I've been mucking around with the bytecodehacks modules of Michael Hudson
this past weekend, and have used it to hack up an ad hoc bytecode
optimiser. I'm posting this to stimulate a bit of interest from others,
since I have zero experience in building optimising compilers - my knowledge
is all gathered from reading the dragon book.
This is proof-of-concept stuff at present, I intend a complete
re-write, and this code almost certainly is incorrect - it has not been
seriously tested.
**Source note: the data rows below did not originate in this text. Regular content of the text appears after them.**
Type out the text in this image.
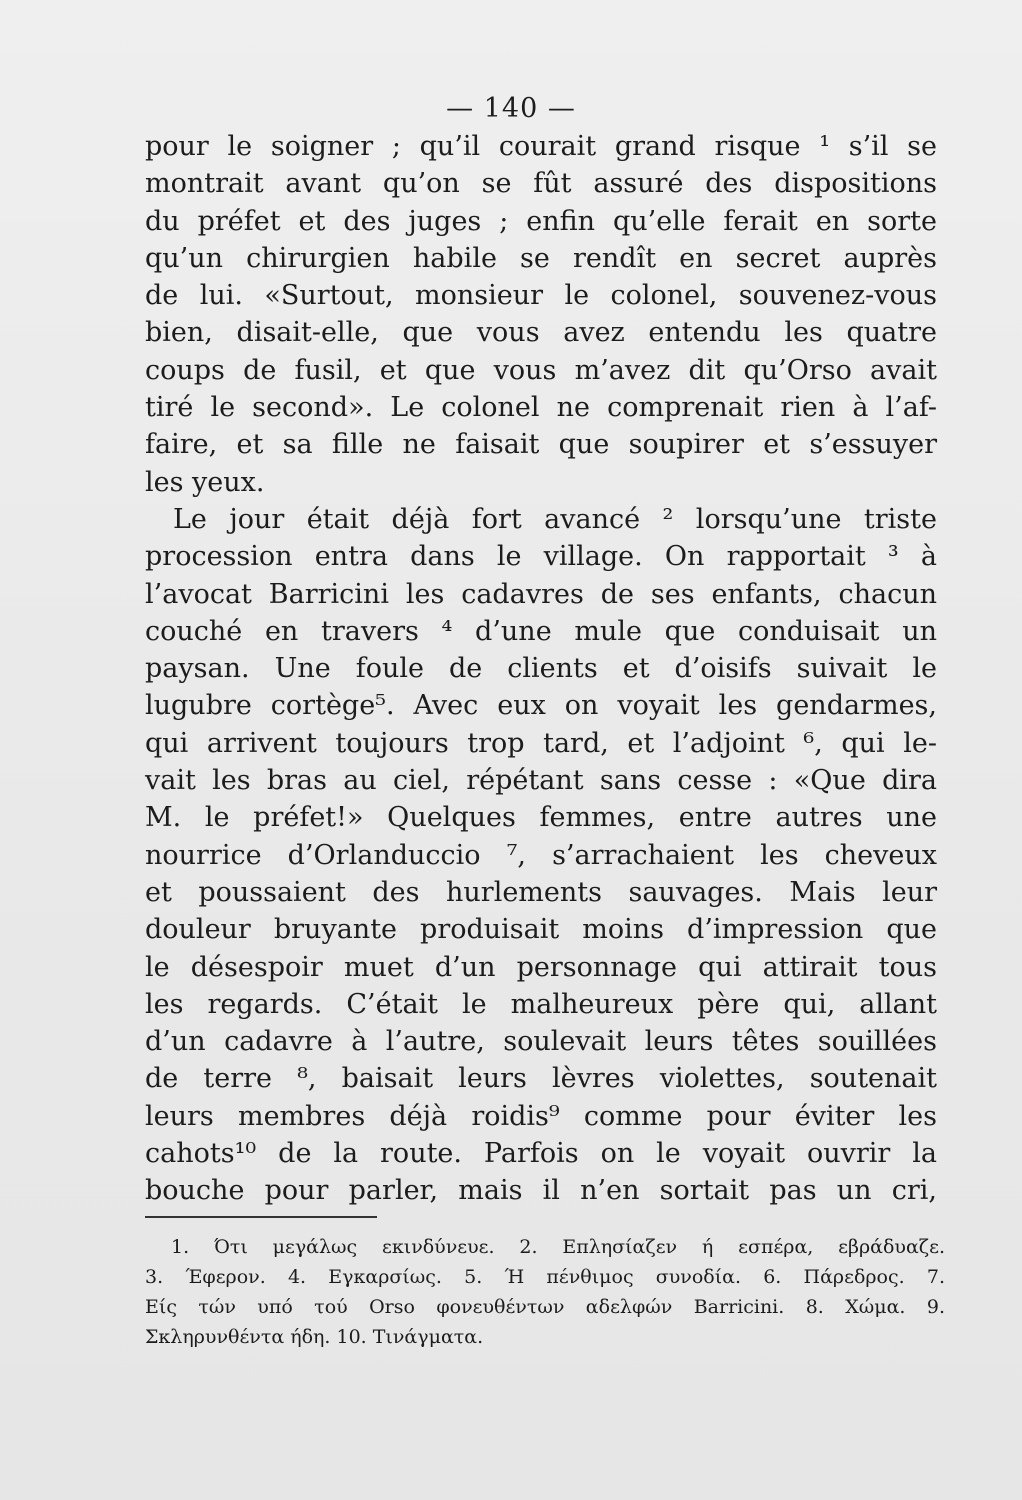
— 140 —
pour le soigner ; qu’il courait grand risque ¹ s’il se
montrait avant qu’on se fût assuré des dispositions
du préfet et des juges ; enfin qu’elle ferait en sorte
qu’un chirurgien habile se rendît en secret auprès
de lui. «Surtout, monsieur le colonel, souvenez-vous
bien, disait-elle, que vous avez entendu les quatre
coups de fusil, et que vous m’avez dit qu’Orso avait
tiré le second». Le colonel ne comprenait rien à l’af-
faire, et sa fille ne faisait que soupirer et s’essuyer
les yeux.
Le jour était déjà fort avancé ² lorsqu’une triste
procession entra dans le village. On rapportait ³ à
l’avocat Barricini les cadavres de ses enfants, chacun
couché en travers ⁴ d’une mule que conduisait un
paysan. Une foule de clients et d’oisifs suivait le
lugubre cortège⁵. Avec eux on voyait les gendarmes,
qui arrivent toujours trop tard, et l’adjoint ⁶, qui le-
vait les bras au ciel, répétant sans cesse : «Que dira
M. le préfet!» Quelques femmes, entre autres une
nourrice d’Orlanduccio ⁷, s’arrachaient les cheveux
et poussaient des hurlements sauvages. Mais leur
douleur bruyante produisait moins d’impression que
le désespoir muet d’un personnage qui attirait tous
les regards. C’était le malheureux père qui, allant
d’un cadavre à l’autre, soulevait leurs têtes souillées
de terre ⁸, baisait leurs lèvres violettes, soutenait
leurs membres déjà roidis⁹ comme pour éviter les
cahots¹⁰ de la route. Parfois on le voyait ouvrir la
bouche pour parler, mais il n’en sortait pas un cri,
1. Ότι μεγάλως εκινδύνευε. 2. Επλησίαζεν ή εσπέρα, εβράδυαζε.
3. Έφερον. 4. Εγκαρσίως. 5. Ή πένθιμος συνοδία. 6. Πάρεδρος. 7.
Είς τών υπό τού Orso φονευθέντων αδελφών Barricini. 8. Χώμα. 9.
Σκληρυνθέντα ήδη. 10. Τινάγματα.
Use it at your own risk.
However, it can:
* precalculate constants: 8 + 4 gets replaced by 12.
* remove redundant code: strip SET_LINENO bytecodes and unreachable code.
* simplify jumps-to-jumps and jumps-to-breaks.
In particular it will simplify the bytecode generated by the traditional
Python idiom of the form:
while 1:
line = file.readline()
if not line:
break
frob(line)
to look more like the pseudo-Python:
do:
line = file.readline()
while line:
frob(line)
ie. the loop test gets moved into the middle of the loop, which considerably
reduces the loop bytecode.
At present the gains as compared to hand-optimised Python are minimal - a
few percent at most; but in tight inner loops where the loop code itself is
a significant proportion of running time, the gains can be substantial.
The morals of this hack are:
* Michael's bytecode hacks _enormously_ simplify this sort of thing
because they track jump destinations, and allow easy editing of code
objects.
* There's considerable room for peephole type optimization.
* Optimisation is probably only worthwhile when speed is essential.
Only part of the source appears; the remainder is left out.